In John Wick: Chapter 2, Keanu Reeves -- as the title character -- amasses a staggering body count with a pointed efficiency that befits his status as a professional hitman. And when Wick fights with his fists (and legs), the ensuing symphony of hyper-grunts creates its own gritty eloquence.
Reprising his work in the 2014 hit, Reeves takes a substantial beating as the film progresses, and Chapter 2 boldly whirls its way through car carnage and carefully orchestrated mayhem spread across a variety of intriguing and well-selected locations -- from the catacombs of Rome to the subways of New York City to the Metropolitan Museum of Art.
Picking up where the first movie left off, the movie concocts a scenario in which hitman Wick quickly finds himself pulled back into the action. He's asked to pay back a debt. In Wick's world, this means he must return a favor by assassinating someone.
Chad Stahelski, who co-directed the first installment, goes solo in this effort, pushing the action into new corners, and following a philosophy that insists that no amount of violent action qualifies as too much.

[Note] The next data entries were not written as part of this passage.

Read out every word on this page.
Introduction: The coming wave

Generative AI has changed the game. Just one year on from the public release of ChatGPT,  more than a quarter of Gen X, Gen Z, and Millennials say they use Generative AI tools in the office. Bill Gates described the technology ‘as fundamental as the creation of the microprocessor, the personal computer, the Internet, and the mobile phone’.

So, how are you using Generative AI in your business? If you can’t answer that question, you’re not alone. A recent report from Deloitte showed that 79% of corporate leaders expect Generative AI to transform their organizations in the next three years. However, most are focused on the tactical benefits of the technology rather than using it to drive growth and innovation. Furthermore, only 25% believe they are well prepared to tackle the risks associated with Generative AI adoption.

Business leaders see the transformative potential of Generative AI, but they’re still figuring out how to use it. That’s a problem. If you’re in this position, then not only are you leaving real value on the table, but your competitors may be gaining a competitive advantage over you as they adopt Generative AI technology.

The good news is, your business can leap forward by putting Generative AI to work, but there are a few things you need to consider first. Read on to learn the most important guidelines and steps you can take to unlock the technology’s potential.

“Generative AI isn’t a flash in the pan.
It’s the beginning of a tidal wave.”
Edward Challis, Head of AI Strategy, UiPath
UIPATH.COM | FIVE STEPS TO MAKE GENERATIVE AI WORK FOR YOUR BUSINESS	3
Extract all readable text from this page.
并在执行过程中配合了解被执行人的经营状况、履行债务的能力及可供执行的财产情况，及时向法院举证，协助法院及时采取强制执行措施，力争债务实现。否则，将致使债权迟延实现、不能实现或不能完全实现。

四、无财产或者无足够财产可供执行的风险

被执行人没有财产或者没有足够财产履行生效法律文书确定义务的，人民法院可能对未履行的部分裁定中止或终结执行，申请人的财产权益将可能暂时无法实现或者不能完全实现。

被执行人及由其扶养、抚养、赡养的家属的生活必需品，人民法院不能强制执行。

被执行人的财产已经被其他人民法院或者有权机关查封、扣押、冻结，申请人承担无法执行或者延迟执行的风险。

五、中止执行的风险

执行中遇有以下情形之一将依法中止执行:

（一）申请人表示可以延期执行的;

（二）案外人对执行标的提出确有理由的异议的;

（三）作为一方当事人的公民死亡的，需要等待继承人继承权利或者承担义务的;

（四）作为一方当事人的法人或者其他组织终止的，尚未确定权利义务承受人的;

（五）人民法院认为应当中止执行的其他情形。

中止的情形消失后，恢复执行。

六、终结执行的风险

Another hitman, Santino D'Antonio (Riccardo Scamarcio), supplies the villainy. D'Antonio tries to manipulate Wick, and eventually to kill him -- with an assist from every hitman in New York.
Ian McShane portrays the urbane head of the Continental, a Manhattan hotel where hitman can relax (no slaughter allowed); a deadpan Lance Reddick works the hotel's front desk, and Laurence Fishburne, who appeared with Reeves in the Matrix, enjoyably chews as much scenery as possible as head of a team of hitmen who pose as New York City street people.
The Continental's sommelier (Peter Serafinowicz) adds a Bond-like touch, dispensing weapons while employing the vocabulary of a wine connoisseur.
You'll also see Common as another hitman. Like Wick, he's a pillar of stoicism. Little in this second chapter relies on expressive acting -- at least from the movie's hitmen. Killing without discernible affect might be the movie's idea of the noblest of human virtues.
Perhaps so that women don't feel excluded from this cinematic wild ride, Ruby Rose has been cast as a deaf-mute killer who communicates with Wick by signing.
From the movie's opening prologue -- Wick drives a Mustang that becomes a target for other cars -- it's clear that this second installment will rely on battering overstatement. A far-fetched plot about a global network of assassins provides a frame on which to hang the action, which, by the end, even resorts to the shopworn Hall of Mirrors effect -- and pretty much pulls it off.
Be assured, the violence never shies away from brutality of a kind that occasionally elicited audible gasps from a preview audience, a recognition that being shot or stabbed in certain areas of the body qualifies as excruciating to the max.
Reeves's barely buried fury sets a tone of semi-seriousness that director Stahelski maintains, creating a giant, grind-house conspiracy between the audience and a movie that loads up on chaos. We all know the movie is preposterous, so it doesn't have to wink at us.
And, yes, Wick once again has a dog, a conceit that forces us to worry over the animal's fate. And, yes, the door is open for another sequel, which I'm guessing will become inevitable after this chapter finishestearing up the box office.